# new to wild mushrooms



## newguy (Jun 13, 2013)

i have found a morel in my yard and it is 6" tall and 6" round just wondering how i could prepare it or the going price on them when they are this size.


----------



## judy j (Nov 7, 2012)

Chop it up and cook it however you like


----------



## mmh (Apr 21, 2013)

newguy, search on youtube for many options on how to prepare morels, including how to stuff large ones such as yours with many tasty fillings. enjoy your harvest


----------



## Dannaturenut (May 20, 2020)

Stick with the the mushroom with no poisonous look a likes. Learn to ID before eating seven times over. Black trumpets are a good one. Foraging is a lot like driving, if you don’t follow and pay attention to the signs it can kill you. Not to scare you but play it safe. Learn learn learn before eating. Hedgehog , Black trumpets and pheasant back are easy starters.


----------



## shroomsearcher (Apr 7, 2018)

newguy said:


> i have found a morel in my yard and it is 6" tall and 6" round just wondering how i could prepare it or the going price on them when they are this size.

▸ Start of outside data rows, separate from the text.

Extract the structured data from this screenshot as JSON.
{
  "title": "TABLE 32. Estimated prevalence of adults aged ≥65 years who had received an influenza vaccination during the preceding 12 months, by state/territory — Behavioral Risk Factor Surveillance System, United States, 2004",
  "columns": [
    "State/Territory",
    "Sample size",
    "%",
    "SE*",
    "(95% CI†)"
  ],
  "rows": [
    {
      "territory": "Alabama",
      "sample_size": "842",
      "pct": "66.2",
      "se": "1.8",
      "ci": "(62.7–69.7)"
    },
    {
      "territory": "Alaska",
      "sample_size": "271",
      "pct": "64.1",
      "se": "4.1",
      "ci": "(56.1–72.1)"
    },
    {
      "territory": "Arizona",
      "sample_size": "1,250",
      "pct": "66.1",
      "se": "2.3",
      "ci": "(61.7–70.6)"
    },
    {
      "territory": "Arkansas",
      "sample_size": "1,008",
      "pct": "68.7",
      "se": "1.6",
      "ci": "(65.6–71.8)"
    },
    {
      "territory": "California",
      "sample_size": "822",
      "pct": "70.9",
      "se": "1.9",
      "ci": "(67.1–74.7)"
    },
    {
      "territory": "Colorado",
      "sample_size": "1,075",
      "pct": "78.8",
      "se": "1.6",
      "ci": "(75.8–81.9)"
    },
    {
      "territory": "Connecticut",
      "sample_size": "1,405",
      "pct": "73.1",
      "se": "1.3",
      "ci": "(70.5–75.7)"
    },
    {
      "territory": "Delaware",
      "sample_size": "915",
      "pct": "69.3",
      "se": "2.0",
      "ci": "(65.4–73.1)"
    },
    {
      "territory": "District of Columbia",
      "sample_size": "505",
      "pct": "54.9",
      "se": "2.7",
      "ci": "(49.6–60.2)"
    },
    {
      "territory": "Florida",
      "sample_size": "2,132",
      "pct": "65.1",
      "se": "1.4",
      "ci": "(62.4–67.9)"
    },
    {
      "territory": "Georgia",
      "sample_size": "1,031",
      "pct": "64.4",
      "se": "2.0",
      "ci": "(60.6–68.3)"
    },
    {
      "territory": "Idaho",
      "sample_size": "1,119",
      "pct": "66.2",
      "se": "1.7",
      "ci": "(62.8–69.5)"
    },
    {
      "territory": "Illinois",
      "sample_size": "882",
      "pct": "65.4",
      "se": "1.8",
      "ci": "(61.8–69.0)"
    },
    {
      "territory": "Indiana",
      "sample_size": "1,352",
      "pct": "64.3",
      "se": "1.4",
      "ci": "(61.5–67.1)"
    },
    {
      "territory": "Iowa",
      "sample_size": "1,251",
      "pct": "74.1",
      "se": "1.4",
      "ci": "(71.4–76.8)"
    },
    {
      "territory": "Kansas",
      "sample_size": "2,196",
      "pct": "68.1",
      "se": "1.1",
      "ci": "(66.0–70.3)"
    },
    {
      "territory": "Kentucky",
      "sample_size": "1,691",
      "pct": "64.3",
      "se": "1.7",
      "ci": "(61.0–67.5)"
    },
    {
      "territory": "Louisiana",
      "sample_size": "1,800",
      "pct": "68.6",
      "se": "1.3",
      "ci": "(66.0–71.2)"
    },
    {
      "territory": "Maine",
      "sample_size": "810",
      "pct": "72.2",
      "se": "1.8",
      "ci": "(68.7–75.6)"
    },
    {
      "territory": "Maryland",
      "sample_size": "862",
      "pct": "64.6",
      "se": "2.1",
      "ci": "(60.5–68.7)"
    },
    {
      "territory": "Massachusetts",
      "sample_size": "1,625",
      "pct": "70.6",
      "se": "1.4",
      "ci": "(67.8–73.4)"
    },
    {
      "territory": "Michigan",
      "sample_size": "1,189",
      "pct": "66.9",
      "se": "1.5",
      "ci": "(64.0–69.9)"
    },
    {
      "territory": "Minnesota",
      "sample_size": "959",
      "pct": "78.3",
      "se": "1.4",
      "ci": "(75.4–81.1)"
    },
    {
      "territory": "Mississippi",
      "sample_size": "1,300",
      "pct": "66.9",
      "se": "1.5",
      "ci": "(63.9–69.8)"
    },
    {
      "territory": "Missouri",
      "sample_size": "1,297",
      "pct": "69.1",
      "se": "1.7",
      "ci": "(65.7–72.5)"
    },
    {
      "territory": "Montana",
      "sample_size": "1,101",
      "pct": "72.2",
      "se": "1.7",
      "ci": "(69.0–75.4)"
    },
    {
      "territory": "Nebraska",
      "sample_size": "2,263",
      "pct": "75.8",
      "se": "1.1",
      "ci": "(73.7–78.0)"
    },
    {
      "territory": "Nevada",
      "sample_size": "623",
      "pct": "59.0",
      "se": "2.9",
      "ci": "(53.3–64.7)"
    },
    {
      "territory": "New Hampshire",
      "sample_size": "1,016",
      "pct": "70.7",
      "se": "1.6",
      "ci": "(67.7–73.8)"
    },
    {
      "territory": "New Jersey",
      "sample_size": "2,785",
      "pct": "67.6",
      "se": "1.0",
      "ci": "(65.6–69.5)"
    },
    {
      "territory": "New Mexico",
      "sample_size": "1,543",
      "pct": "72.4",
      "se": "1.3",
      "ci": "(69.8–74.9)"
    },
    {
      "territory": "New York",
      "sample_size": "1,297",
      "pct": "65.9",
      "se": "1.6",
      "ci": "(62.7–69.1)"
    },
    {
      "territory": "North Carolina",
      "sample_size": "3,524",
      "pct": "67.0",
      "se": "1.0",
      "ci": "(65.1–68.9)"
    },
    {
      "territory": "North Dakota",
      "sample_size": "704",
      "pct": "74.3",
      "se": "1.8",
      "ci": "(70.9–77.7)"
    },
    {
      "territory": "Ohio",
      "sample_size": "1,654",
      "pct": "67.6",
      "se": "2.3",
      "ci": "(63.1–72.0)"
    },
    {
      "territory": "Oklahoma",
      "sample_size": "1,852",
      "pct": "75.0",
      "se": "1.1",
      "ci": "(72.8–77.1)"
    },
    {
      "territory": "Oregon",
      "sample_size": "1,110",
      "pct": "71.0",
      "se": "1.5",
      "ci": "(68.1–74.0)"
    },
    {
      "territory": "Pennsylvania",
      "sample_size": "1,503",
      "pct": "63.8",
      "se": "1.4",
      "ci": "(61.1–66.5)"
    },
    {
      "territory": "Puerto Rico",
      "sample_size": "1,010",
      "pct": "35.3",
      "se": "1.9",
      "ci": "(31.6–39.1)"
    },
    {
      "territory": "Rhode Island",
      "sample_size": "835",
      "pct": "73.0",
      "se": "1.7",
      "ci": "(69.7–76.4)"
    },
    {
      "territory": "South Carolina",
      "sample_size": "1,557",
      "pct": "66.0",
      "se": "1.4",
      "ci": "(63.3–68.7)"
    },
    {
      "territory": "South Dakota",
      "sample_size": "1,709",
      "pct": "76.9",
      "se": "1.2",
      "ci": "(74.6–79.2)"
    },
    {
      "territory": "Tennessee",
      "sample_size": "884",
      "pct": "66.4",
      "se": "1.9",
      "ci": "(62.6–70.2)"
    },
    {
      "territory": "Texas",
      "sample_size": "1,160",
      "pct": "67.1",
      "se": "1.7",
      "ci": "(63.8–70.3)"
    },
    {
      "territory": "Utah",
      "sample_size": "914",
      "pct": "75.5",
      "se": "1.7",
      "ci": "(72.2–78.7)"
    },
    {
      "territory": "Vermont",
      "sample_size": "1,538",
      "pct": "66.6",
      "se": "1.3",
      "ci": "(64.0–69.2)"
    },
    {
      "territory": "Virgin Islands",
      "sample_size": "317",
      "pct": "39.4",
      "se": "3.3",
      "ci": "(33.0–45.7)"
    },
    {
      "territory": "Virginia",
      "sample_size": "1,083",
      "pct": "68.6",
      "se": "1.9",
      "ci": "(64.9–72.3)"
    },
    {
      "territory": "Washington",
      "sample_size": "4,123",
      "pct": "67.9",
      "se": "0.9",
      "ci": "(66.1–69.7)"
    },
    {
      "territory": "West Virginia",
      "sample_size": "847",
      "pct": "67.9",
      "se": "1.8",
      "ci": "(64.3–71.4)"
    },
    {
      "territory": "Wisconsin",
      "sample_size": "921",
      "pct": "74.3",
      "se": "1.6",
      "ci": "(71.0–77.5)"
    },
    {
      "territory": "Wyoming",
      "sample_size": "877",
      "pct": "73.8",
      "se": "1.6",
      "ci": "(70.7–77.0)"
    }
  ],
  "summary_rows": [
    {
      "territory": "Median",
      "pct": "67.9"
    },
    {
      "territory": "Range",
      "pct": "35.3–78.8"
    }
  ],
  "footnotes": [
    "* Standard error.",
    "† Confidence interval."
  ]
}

First, are you absolutely certain that it's a true morel? Your dimensions seem a little suspect, and it must be completely hollow. And no one is going to buy a single morel. If it is a true morel you can just cut it into rings, or any way you prefer and put it on a "take and bake" pizza, or sautee in butter and olive oil and put it on a bagel. Lots of ways to use it.


----------